The thread suggests it doesn't even quantize the model (running it in FP16, so tons of ram usage), and that its slower than the llama.cpp Metal backend anyway?
And MLC-LLM was faster than llama.cpp, last I checked. Its hard to keep up with developments.
I think llama.cpp is the sweet spot right now, due to its grammar capability and many other features (e.g., multimodal). MLC-LLM is nice but they don't offer uncensored models.
- A: You can convert models to MLC yourself, just like GGUF models, with relative ease.
- B: Yeah, llama.cpp has a killer feature set. And killer integration with other frameworks. MLC is way behind, but is getting more fleshed out every time I take a peek at it.
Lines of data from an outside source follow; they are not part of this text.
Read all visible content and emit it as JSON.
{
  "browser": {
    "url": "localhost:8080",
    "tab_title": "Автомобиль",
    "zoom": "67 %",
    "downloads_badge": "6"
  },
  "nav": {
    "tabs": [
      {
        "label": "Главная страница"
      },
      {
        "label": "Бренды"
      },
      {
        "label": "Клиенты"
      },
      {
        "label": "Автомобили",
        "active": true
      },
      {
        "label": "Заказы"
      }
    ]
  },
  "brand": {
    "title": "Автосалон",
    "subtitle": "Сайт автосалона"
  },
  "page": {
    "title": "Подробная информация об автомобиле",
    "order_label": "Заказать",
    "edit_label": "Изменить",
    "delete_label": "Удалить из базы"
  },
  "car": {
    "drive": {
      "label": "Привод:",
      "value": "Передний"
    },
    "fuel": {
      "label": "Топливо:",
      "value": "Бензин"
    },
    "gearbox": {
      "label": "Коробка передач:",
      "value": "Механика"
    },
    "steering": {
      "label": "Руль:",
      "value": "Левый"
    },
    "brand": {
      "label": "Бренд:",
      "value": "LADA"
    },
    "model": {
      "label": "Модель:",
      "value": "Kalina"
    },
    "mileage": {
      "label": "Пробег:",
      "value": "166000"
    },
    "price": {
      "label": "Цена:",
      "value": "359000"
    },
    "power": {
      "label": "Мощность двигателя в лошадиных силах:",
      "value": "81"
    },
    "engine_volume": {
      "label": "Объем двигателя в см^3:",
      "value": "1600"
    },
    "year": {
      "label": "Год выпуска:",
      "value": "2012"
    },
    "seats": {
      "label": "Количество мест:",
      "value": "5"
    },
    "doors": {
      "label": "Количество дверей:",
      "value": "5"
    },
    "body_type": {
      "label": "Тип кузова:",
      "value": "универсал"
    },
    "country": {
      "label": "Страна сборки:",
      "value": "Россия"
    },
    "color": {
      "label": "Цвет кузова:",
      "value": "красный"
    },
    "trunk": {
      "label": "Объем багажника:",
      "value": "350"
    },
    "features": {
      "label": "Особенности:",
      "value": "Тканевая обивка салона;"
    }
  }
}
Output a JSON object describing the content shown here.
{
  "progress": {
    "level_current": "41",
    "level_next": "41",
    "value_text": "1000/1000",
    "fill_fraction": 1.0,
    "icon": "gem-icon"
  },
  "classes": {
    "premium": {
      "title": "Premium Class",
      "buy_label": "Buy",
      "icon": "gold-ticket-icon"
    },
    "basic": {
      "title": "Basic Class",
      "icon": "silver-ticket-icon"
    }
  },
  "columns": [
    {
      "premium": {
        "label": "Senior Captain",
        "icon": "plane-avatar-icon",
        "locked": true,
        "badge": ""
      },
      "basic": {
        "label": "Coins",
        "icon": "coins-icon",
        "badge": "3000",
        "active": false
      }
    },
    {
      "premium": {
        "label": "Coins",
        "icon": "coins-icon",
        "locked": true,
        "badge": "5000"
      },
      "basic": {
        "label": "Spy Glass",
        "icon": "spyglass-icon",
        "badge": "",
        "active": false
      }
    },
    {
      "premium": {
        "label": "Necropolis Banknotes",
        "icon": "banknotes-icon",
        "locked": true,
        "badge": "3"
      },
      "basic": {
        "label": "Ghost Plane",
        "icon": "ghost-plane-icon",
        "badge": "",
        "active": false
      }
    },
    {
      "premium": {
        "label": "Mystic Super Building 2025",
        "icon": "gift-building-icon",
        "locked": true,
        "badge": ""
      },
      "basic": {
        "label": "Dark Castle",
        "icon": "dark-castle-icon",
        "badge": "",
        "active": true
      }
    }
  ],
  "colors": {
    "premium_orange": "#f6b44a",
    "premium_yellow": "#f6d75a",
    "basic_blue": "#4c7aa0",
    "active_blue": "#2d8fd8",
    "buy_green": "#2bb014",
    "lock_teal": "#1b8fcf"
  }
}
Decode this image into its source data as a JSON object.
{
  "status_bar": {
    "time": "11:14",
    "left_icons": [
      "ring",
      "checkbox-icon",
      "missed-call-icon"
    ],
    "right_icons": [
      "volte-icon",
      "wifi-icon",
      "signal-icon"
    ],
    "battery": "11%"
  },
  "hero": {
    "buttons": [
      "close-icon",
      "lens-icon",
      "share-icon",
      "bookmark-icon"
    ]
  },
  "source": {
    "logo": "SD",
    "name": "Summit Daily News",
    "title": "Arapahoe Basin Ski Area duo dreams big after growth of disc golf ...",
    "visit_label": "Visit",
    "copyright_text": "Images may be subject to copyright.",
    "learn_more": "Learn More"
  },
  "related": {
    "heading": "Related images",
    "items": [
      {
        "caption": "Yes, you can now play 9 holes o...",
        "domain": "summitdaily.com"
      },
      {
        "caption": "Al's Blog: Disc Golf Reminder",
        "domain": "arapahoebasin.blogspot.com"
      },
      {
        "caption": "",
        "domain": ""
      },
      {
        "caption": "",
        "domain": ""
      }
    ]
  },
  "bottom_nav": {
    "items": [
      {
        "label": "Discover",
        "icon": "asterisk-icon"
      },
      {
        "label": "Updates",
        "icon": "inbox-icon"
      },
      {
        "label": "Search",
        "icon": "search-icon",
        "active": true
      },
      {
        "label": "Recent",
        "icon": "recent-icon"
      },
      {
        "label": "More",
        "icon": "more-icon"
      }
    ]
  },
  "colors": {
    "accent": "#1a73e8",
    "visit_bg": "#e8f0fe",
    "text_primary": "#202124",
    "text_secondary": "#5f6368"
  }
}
- C: This is a pet peeve of mine, but I've never run into a local model that was really uncensored. For some, if you give them a GPT4 prompt... Of course you get a GPT4 response. But you can just give them a unspeakable system prompt or completion, and they will go right ahead and complete it. I don't really get why people fixate on the "default personality" of models trained on GPT4 data.
Llama.cpp is great but I have moved to mostly using Ollama because it is both good on the command line and ‘ollama server’ runs a very convenient to use REST server.
In any case, I had fun with MLX today, and I hope it implements 4 bit quantization soon.